3. FDIC proposes changes to bank control act regulations

  • What happened? On July 30th, the FDIC proposed modifications to its Change in Bank Control Act (CIBC Act) regulations.
  • What would the bank control proposal do? Generally, under the CIBC Act, no persons or entities may acquire control of a bank (either directly or indirectly) without providing at least 60 days prior written notice to the appropriate federal banking agency. The FDIC’s current regulations exempt transactions from this notice requirement in cases where the transaction is subject to notice to the Fed. The new proposal would remove this exemption and end the FDIC’s current practice of accepting passivity agreements6 from investors.
  • What’s next? Comments on the RFI are due by October 7th, 2024; comments on the proposals are due 60 days after they are published in the Federal Register.

Our Take

Chopra’s proposal won. After there were dueling proposals to amend the CIBC Act regulations in April, it appears that CFPB Director Rohit Chopra was able to win the vote of Comptroller Michael Hsu based on a commitment to work with the Fed and OCC to develop an interagency approach. As changes to the acceptance of passivity agreements were featured in both proposals, asset managers will likely need to adjust their practices in this area regardless of potential changes to other areas in a final rule. They should review (a) existing passivity commitments to determine compliance and (b) whether it could be interpreted that they “direct or attempt to direct management or policies” under various definitions. They should also prepare for potential increased scrutiny of passivity claims following acquisitions of bank voting securities. As they evaluate the cost and time needed to adapt to new processes, asset managers may weigh these factors against the benefit of continuing with investments in this space.

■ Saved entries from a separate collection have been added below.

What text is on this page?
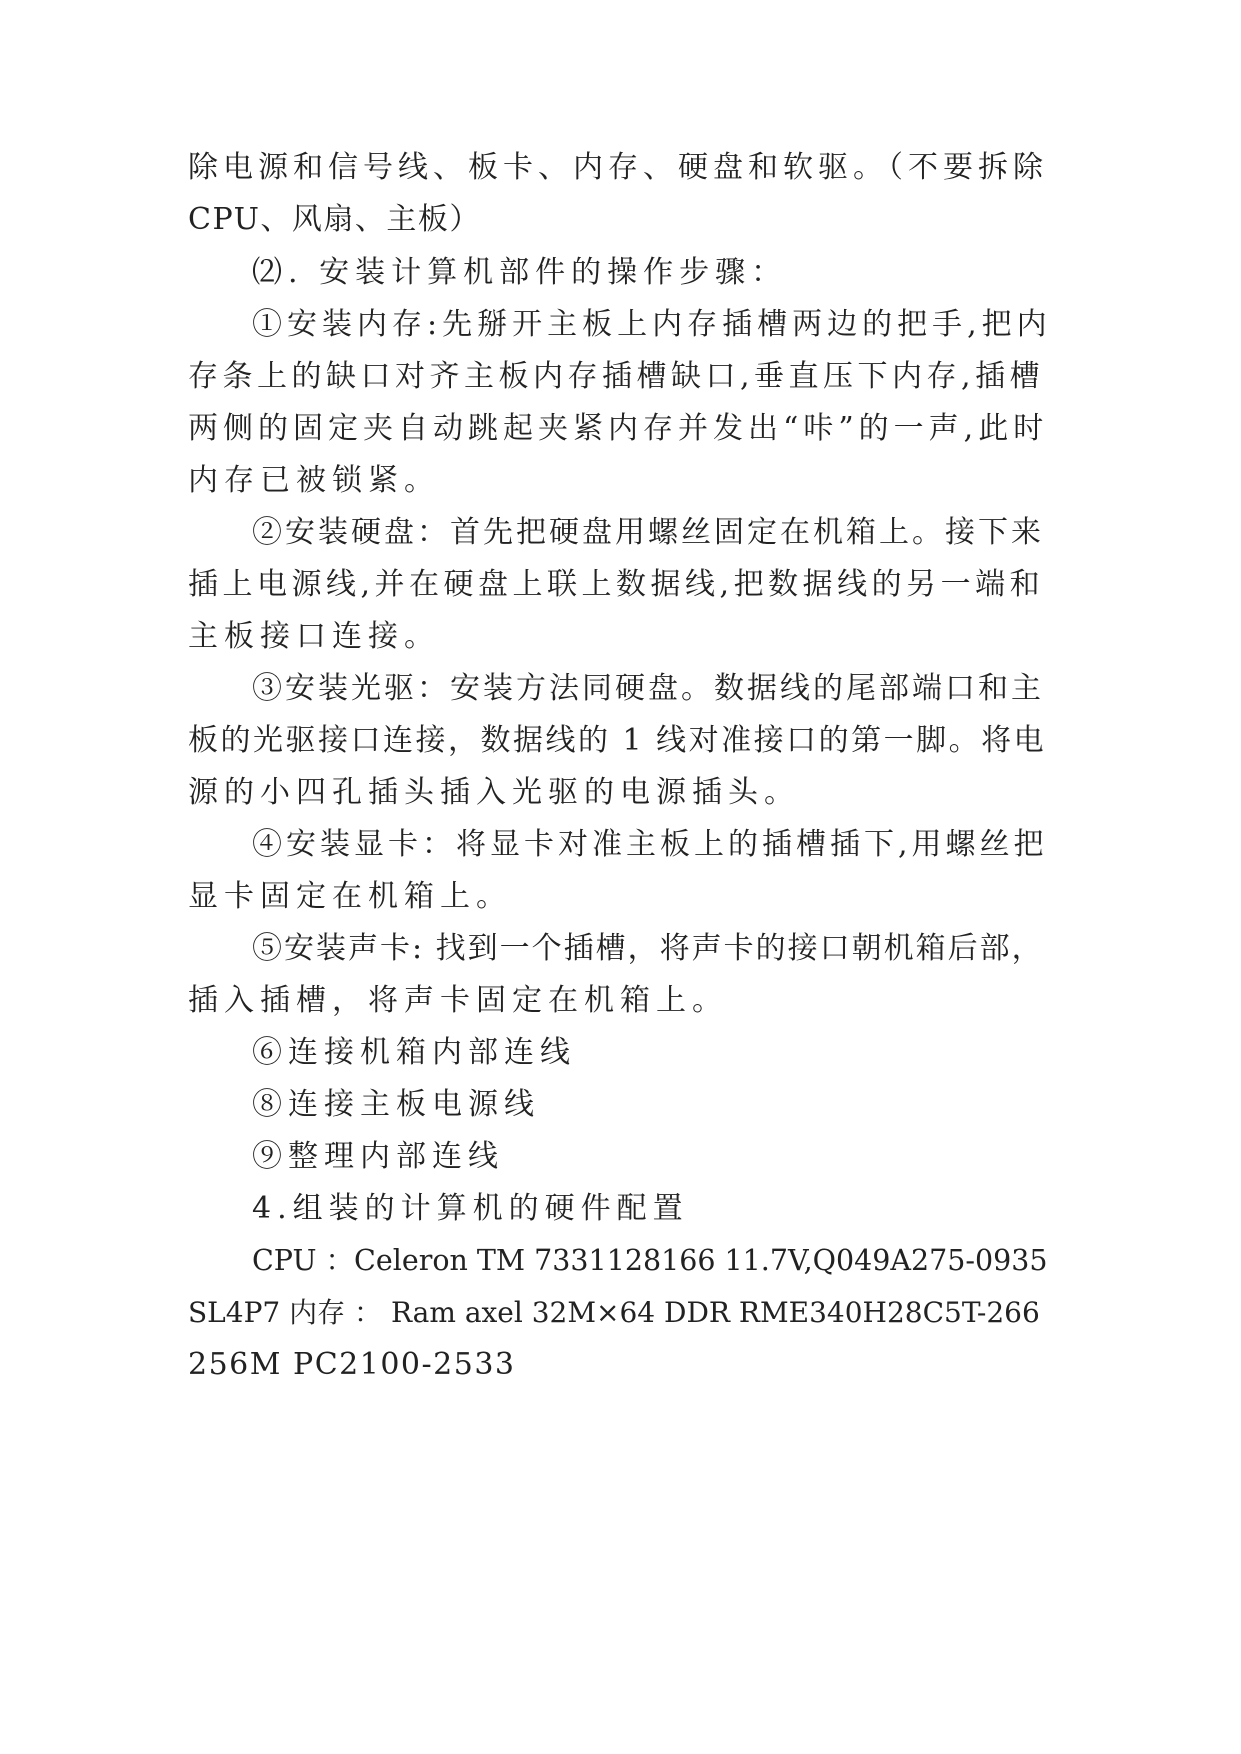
除电源和信号线、板卡、内存、硬盘和软驱。（不要拆除
CPU、风扇、主板）
⑵. 安装计算机部件的操作步骤：
①安装内存:先掰开主板上内存插槽两边的把手,把内
存条上的缺口对齐主板内存插槽缺口,垂直压下内存,插槽
两侧的固定夹自动跳起夹紧内存并发出“咔”的一声,此时
内存已被锁紧。
②安装硬盘：首先把硬盘用螺丝固定在机箱上。接下来
插上电源线,并在硬盘上联上数据线,把数据线的另一端和
主板接口连接。
③安装光驱：安装方法同硬盘。数据线的尾部端口和主
板的光驱接口连接，数据线的 1 线对准接口的第一脚。将电
源的小四孔插头插入光驱的电源插头。
④安装显卡：将显卡对准主板上的插槽插下,用螺丝把
显卡固定在机箱上。
⑤安装声卡: 找到一个插槽，将声卡的接口朝机箱后部，
插入插槽，将声卡固定在机箱上。
⑥连接机箱内部连线
⑧连接主板电源线
⑨整理内部连线
4.组装的计算机的硬件配置
CPU ：Celeron TM 7331128166 11.7V,Q049A275-0935
SL4P7 内存 ： Ram axel 32M×64 DDR RME340H28C5T-266
256M PC2100-2533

6 A “passivity agreement” outlines commitments to demonstrate that the asset manager will not have the power, directly or indirectly, to direct the management or policies of the covered institution. The FDIC currently has four passivity agreements in place with three asset management companies.

4. On our radar

These notable developments hit our radar recently:
  • IDI resolution deadlines communicated to banks. On August 8, the FDIC established and communicated initial submission dates for resolution plans and informational filings for covered insured depository institutions (CIDIs) after new requirements were finalized in June. A full submission for Group A banks (greater than $100b in assets) and an interim supplement for Group B ($50-100b in assets) will be due by July 1st, 2025 and the first full submission for Group B will be due by July 1st, 2026.
  • EU’s AI Act takes effect. On August 1, the European Commission’s European Artificial Intelligence Act (AI Act), the world’s first comprehensive regulation on artificial intelligence, came into effect. The regulation aims to establish a harmonized internal market for AI in the EU, encouraging the adoption of this technology and creating a supportive environment for innovation and investment. While the majority of the requirements will not apply until August 2026, the Commission invites developers to voluntarily adopt key obligations ahead of deadlines.
  • Agencies issue joint NPR on data standards. On August 9th, the FDIC, joined by the Treasury Department, the Fed, the OCC, the CFPB, the SEC, the FHFA, the NCUA and the CFTC (together the “Agencies”) issued a joint proposal to establish data standards for collection of information reported to each Agency by financial entities. Comments must be received within 60 days after publication in the Federal Register.
  • OFAC tightens sanctions on Belarus. On August 9th, the Treasury Department’s Office of Foreign Assets Control (OFAC) announced it would be taking action against 19 individuals, 14 entities and one aircraft that have been involved with military resource production and transshipment of goods to Russia, sanctions evasion on behalf of Belarusian defense entities, and revenue generation for Belarusian oligarchs. Financial institutions and other persons that engage in certain transactions or activities with the sanctioned entities and individuals may expose themselves to sanctions or be subject to an enforcement action.